L’inspiration consiste à recevoir de notre Moi intérieur, ou plus largement du Divin, la connaissance voulue en relation avec un sujet particulier dans le domaine de la Connaissance, de la science ou des arts. Dans l’ensemble, elle permet de transmettre et d’expliquer, et va en ce sens bien au-delà du simple constat de l’intuition. Dans le domaine de la Connaissance, elle permet par harmonisation avec la Conscience divine – volontaire ou involontaire – d’accéder à une compréhension plus profonde et plus haute des lois à l’oeuvre dans la Création visible et invisible. C’est ainsi que l’inspiration permet de pénétrer les lois spirituelles qui régissent l’univers, la nature et l’homme afi n d’en acquérir progressivement la maîtrise.

Au niveau scientifi que, elle facilite l’intelligence des lois universelles s’exerçant dans le monde et dans l’univers, de leurs mécanismes et de leurs interactions, contribuant ainsi à l’avancement de l’humanité. Quant aux arts, elle rend possible d’exprimer en ce monde l’harmonie et la beauté du Divin, que ce soit par le biais de l’éloquence, du chant, de la musique, de la sculpture, de la danse, de la peinture, de la poésie ou de l’écriture d’une manière générale, sans oublier l’artisanat capable de soumettre à notre contemplation des oeuvres d’une infinie beauté.
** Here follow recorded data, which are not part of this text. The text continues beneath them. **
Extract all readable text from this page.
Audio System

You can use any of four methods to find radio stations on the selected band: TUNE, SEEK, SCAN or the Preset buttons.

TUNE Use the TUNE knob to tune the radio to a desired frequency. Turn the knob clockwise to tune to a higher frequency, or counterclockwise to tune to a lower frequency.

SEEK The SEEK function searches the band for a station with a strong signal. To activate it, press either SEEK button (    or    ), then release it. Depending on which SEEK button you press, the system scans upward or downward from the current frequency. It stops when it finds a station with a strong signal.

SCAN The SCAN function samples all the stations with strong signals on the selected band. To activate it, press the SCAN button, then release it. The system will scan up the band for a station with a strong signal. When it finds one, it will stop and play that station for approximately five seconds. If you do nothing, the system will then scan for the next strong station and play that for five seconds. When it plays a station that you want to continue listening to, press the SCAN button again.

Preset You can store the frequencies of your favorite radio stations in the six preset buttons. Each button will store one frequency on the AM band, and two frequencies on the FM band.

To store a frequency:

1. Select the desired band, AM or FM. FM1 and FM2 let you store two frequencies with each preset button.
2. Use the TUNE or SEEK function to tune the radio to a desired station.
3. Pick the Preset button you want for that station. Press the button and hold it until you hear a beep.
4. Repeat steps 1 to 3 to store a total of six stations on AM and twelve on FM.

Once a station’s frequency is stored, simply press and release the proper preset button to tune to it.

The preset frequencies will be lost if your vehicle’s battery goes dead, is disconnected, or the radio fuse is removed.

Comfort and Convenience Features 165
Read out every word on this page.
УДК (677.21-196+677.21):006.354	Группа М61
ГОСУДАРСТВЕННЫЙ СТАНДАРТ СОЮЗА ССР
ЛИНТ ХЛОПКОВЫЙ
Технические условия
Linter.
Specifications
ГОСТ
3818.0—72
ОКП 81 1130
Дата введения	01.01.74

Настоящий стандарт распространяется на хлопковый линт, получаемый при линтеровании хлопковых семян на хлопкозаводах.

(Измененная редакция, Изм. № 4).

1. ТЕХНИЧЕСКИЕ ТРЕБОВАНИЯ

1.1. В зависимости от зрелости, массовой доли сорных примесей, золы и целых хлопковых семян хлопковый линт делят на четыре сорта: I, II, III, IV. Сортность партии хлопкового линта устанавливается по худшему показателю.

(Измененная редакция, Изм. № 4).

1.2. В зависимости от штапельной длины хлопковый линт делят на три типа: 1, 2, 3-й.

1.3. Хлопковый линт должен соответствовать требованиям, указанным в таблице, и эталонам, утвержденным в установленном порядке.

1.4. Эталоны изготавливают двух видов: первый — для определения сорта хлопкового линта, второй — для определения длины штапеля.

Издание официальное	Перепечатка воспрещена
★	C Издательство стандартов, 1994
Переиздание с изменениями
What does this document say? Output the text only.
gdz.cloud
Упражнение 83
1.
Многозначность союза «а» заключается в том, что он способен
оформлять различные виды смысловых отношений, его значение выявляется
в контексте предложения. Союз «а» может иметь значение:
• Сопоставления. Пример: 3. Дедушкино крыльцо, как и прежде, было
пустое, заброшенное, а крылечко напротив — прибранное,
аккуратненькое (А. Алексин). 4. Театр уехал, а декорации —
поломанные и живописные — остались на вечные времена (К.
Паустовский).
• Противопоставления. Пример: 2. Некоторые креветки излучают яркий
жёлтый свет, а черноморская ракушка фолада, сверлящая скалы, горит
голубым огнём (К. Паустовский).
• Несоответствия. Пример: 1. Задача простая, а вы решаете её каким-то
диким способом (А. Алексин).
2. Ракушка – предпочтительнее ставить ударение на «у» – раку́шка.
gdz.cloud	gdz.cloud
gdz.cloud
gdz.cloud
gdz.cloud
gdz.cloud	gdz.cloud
À titre d’exemple, toute oeuvre inspirée, dans quelque domaine qu’elle intervienne, trouve une résonance au plus profond de notre être et nous fait vibrer à l’unisson de son créateur et du Divin dont elle procède. Que d’émotions fortes n’avons-nous pas ressenties à l’écoute d’une oeuvre musicale majeure, d’un chant mélodieux, d’une poésie déclamée avec âme, à la contemplation d’une toile de maître, ou encore à la lecture d’un texte qui, bien qu’en prose, semble receler un rythme sous-jacent qui touche directement l’âme comme s’il s’agissait d’une oeuvre poétique !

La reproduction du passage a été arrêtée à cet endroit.